To explain the photoelectric effect, Einstein put forward the photon hypothesis. His paper hypothesized light was made of quantum packets of energy called photons. Each photon carried a specific energy related to its circular frequency v, E=hv. This has nothing to do with the amplitude of the electromagnetic wave.

And so on. It triggered a number of spam tests, including forged headers, a failed SPF check, and appearances in both Razor and DCC, which means a lot of other people got the same mail. It’s plain text, no attachments, and the only link in the message is to a physics site. As near as I can tell, someone’s just randomly sending out a physics paper by email. That leads to the question: why?

Yesterday morning, I remarked to Katie that it seemed odd that with the vast number of “zombie” computers infected with remote control programs via viruses, trojans, spyware, etc., their primary use so far has been sending spam.
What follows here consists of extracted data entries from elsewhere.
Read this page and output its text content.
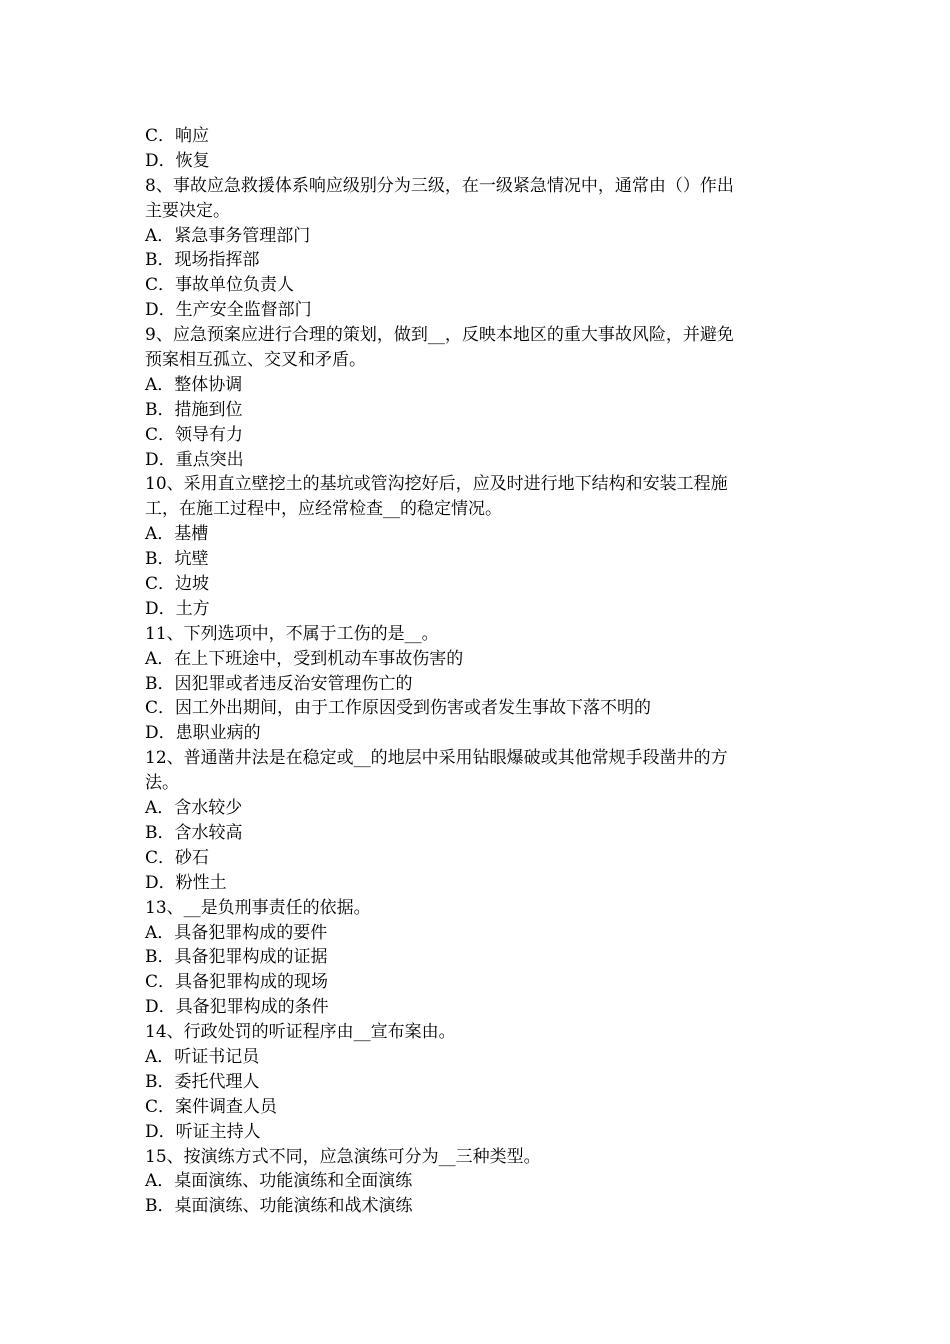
C．响应
D．恢复
8、事故应急救援体系响应级别分为三级，在一级紧急情况中，通常由（）作出
主要决定。
A．紧急事务管理部门
B．现场指挥部
C．事故单位负责人
D．生产安全监督部门
9、应急预案应进行合理的策划，做到__，反映本地区的重大事故风险，并避免
预案相互孤立、交叉和矛盾。
A．整体协调
B．措施到位
C．领导有力
D．重点突出
10、采用直立壁挖土的基坑或管沟挖好后，应及时进行地下结构和安装工程施
工，在施工过程中，应经常检查__的稳定情况。
A．基槽
B．坑壁
C．边坡
D．土方
11、下列选项中，不属于工伤的是__。
A．在上下班途中，受到机动车事故伤害的
B．因犯罪或者违反治安管理伤亡的
C．因工外出期间，由于工作原因受到伤害或者发生事故下落不明的
D．患职业病的
12、普通凿井法是在稳定或__的地层中采用钻眼爆破或其他常规手段凿井的方
法。
A．含水较少
B．含水较高
C．砂石
D．粉性土
13、__是负刑事责任的依据。
A．具备犯罪构成的要件
B．具备犯罪构成的证据
C．具备犯罪构成的现场
D．具备犯罪构成的条件
14、行政处罚的听证程序由__宣布案由。
A．听证书记员
B．委托代理人
C．案件调查人员
D．听证主持人
15、按演练方式不同，应急演练可分为__三种类型。
A．桌面演练、功能演练和全面演练
B．桌面演练、功能演练和战术演练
After 7-odd years of distributed computing projects ranging from demonstrating weaknesses in encryption schemes to searching for extra-terrestrial radio signals via SETI@Home, and reports that access to zombie nets is selling on the black market, you’d think someone out there would be trying to crack into the DoD or something. (That last link refers to phishing attacks, but the current form of phishing is very tightly coupled with spam.)

Last night I saw proof that zombies are at least branching out a little: they’re not just being used for email spam, but they’re also being used for comment spam. Starting around 8:30, someone started posting pairs of comments every 20-30 minutes. The content and links were identical each time, except for some random numbers in the (probably bogus) email and at the end of the body… but the IP address was different each time.

I caught it around 10:00, added “poker” to the list of moderation triggers, figured they’d give up when they saw their comments weren’t posting, and after another 3 pair (that’s not a legal hand, is it?) I just closed comments on the two posts.

Update 6pm: After a long afternoon dealing with server recovery issues, I checked my email and found about 40 “Please approve…” notices, starting around 1:45 and running all afternoon. All from the same blog spammer. A bit more aggressive than yesterday’s, because they hit a new post every time, but this batch all went straight into moderation. You’d think after you posted 20 comments and none of them showed up, you’d get the clue that it’s not worth posting 20 more…

Update 9am: I installed a plugin last night to block those comments from even reaching the moderation queue. Then laaate last night I noticed that it was screwing up comments with apostrophes, so I disabled it. The moderation notices started coming in immediately. 60 of them from around midnight to about 6am this morning. And none were ever displayed on the site. (Thank you, WordPress!)